1945 – Ceramic magnets
Jacobus Louis Snoek (Phillips Research Laboratories) produces ‘soft’ ferrite for use in ceramic magnets. Today, ceramic magnets range from simple fridge magnets to electronic systems for car power accessories, audio speakers, computers and telecommunication equipment.
1959 – Silicon chip
Working independently, American electronics research engineers Jack Kilby and Robert Noyce invent the integrated circuit, built into a tiny slice of semiconductor silicon. Today, these chips are called microprocessors and are made from advanced ceramics.
1969 – Bioceramics
American ceramics engineer Larry Hench develops a ceramic glass that bonds with bone. A specialised form of connective tissue. The presence of the mineral hydroxyapatite helps to give bone its strength and density. and tissue better than any previous material. Materials scientists and medical researchers join forces to investigate further the potential use of ceramics as surgical implants.
1982 – Space shuttle blasts off
On 11 November, space shuttle Columbia blasts off from the Kennedy Space Centre on the first operational space shuttle flight. Over 24,000 specially designed silica ceramic heat insulation tiles are used to cope with the tremendous heat generated on re-entry.
1988 – Superconducting ceramics
DSIR scientists Dr Jeff Tallon and Dr Bob Buckley discover a high temperature superconducting ceramic material. They coin the name ‘2223’ for the combined metal oxide ceramic to indicate the proportions of bismuth, strontium, calcium and copper present.
1995 – One-step O-Sialon production process
Dr Ian Brown, heading a team at IRL in Wellington, discovers a one-step process for making the advanced ceramic known as O-Sialon. It has exceptional thermal resistance properties, is practically indestructible and can be readily manufactured and fabricated.

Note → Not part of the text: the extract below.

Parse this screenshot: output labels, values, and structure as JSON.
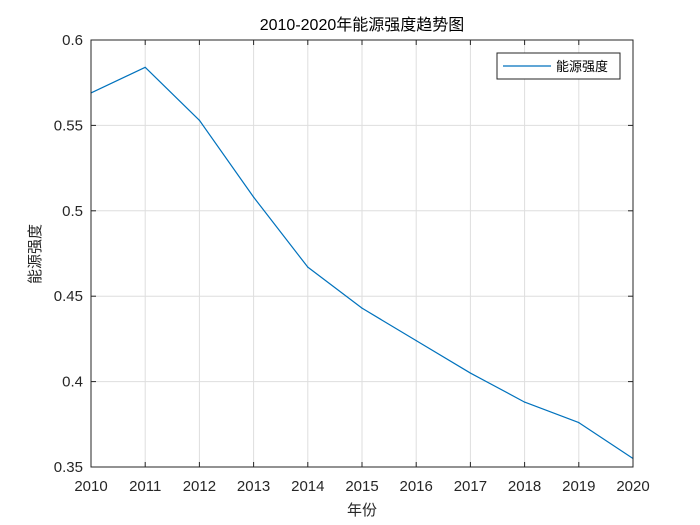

2001 – HTS wire production
American Superconductor Corporation is producing 400 km of high-temperature superconductor (HTS) wire per year. A new factory is later completed, which at full capacity, has the capability to produce 20,000 km of wire per year.
Nature of science
The time lag between the discovery of new science knowledge, its technological application and the marketing of products using the technology is often in the tens of years rather than just years.